Second (111, footnotes omitted):

… This petition [i.e., “Hallowed be Thy name” in the Lord’s Prayer] …  has a second meaning for Luther, who joins Augustine when he says it is a prayer that God “be glorified among all nations as you are glorified among us.” It is a request that faith in God would spread throughout the world, that Christians would honor God with the Christ-likeness or holiness of their lives, and that more and more people would honor God and call on his name.

   Calvin agrees but adds a thought that goes deep into the heart. “What is more unworthy than for God’s glory to be obscured partly by our ungratefulness?” In other words, ingratitude and an indifferent attitude toward God fails to honor his name. To “hallow” God’s name is not merely to live righteous lives but to have a heart of grateful joy toward God—and even more, a wondrous sense of his beauty. We do not revere his name unless he “captivate[s] us with wonderment for him.”
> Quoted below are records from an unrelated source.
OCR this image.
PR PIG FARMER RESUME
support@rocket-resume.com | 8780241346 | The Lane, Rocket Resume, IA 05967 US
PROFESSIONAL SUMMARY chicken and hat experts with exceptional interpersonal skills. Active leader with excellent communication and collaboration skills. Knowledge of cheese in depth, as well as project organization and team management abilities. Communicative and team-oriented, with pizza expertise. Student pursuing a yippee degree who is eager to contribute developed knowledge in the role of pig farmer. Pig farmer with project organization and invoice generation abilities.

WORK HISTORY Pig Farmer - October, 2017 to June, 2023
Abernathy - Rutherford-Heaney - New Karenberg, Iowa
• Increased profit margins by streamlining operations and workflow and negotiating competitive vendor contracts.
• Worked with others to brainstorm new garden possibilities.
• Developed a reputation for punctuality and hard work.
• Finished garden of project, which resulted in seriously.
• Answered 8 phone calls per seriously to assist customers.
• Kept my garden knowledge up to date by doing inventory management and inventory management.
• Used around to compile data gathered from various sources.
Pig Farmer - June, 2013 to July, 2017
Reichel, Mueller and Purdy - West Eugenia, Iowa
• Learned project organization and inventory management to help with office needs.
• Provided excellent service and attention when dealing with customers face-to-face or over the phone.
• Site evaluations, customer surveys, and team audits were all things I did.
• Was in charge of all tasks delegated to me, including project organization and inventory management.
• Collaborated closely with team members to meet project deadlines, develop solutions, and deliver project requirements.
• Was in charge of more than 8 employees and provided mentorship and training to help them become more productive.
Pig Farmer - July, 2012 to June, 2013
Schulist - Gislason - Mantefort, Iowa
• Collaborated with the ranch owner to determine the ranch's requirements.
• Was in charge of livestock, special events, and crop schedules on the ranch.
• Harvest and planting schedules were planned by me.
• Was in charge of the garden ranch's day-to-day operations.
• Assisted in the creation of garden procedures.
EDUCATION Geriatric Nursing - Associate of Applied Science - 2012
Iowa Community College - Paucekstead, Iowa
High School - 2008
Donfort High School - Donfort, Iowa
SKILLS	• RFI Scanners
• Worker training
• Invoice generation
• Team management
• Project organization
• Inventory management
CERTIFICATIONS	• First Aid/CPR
Third (197, footnote omitted, emphasis in original):

   First, we should learn to do what C. S. Lewis speaks about in his book on prayer, Letters to Malcolm. He deliberately tries to see all pleasures as “shafts of the glory as it strikes our sensibility. … I have tried … to make every pleasure into a channel of adoration.”  By “pleasure” Lewis means things as diverse as a beautiful mountain valley, delicious food, a great book, or a piece of music. What does it mean to make every pleasure into adoration? He quickly points out that, while we should give God thanks for every pleasure, Lewis means something more. “Gratitude exclaims . . . ‘How good of God to give me this.’ Adoration says, ‘What must be the quality of that Being whose far-off and momentary coruscations are like this!’ One’s mind runs back up the sunbeam to the sun.” He learns to instinctively think “What kind of God would create this, give me this?” He concludes that while he doesn’t succeed in always keeping this discipline, it has enriched both his joy in everyday life and his concentrated times of prayer.  He says we “shall not be able to adore God on the highest occasion if we have learned no habit of doing so on the lowest.”  [For further thoughts on adoration, see post on “What Triggers ‘Adoration’?” on this site.]

Fourth (207-08):

   Only against the background of the Old Testament, and the great mystery of how God could fulfill his covenant with us, can we see the freeness of forgiveness and its astounding cost.  It means that no sin can now bring us into condemnation, because of Christ’s atoning sacrifice. It also means that sin is so serious and grievous to God that Jesus had to die. We must recognize both of these aspects of God’s grace or we will lapse into one or the other of two fatal errors. Either we will think forgiveness is easy for God to give, or we will doubt the reality and thoroughness of our pardon.

   Both mistakes are spiritually deadly. To lose our grip on the costliness of forgiveness will result in a superficial, perfunctory confession that does not lead to any real change of heart. There will be no life-change. To lose our grip on the freeness of forgiveness, however, will lead to continued guilt, shame, and self-loathing. There will be no relief. Only when we see both the freeness and the cost of forgiveness will we get relief from the guilt as well as liberation from the power of sin in our lives.

And fifth (224-25, footnote omitted, emphasis in original):

   Why call this a “practical” mystery?  The teaching is that our prayers matter—“we have not because we ask not”—and yet God’s wise plan is sovereign and infallible. These two facts are true at once, and how that is possible is a mystery to us. We feel that if God is completely in control then our actions don’t matter—or vice versa. But think how practical this is. If we believed that God was in charge and our actions meant nothing, it would lead to discouraged passivity. If on the other hand we really believed that our actions changed God’s plan—it would lead to paralyzing fear. If both are true, however, we have the greatest incentive for diligent effort, and yet we can always sense God’s everlasting arms under us. In the end, we can’t frustrate God’s good plans for us (cf. Jer 29:11).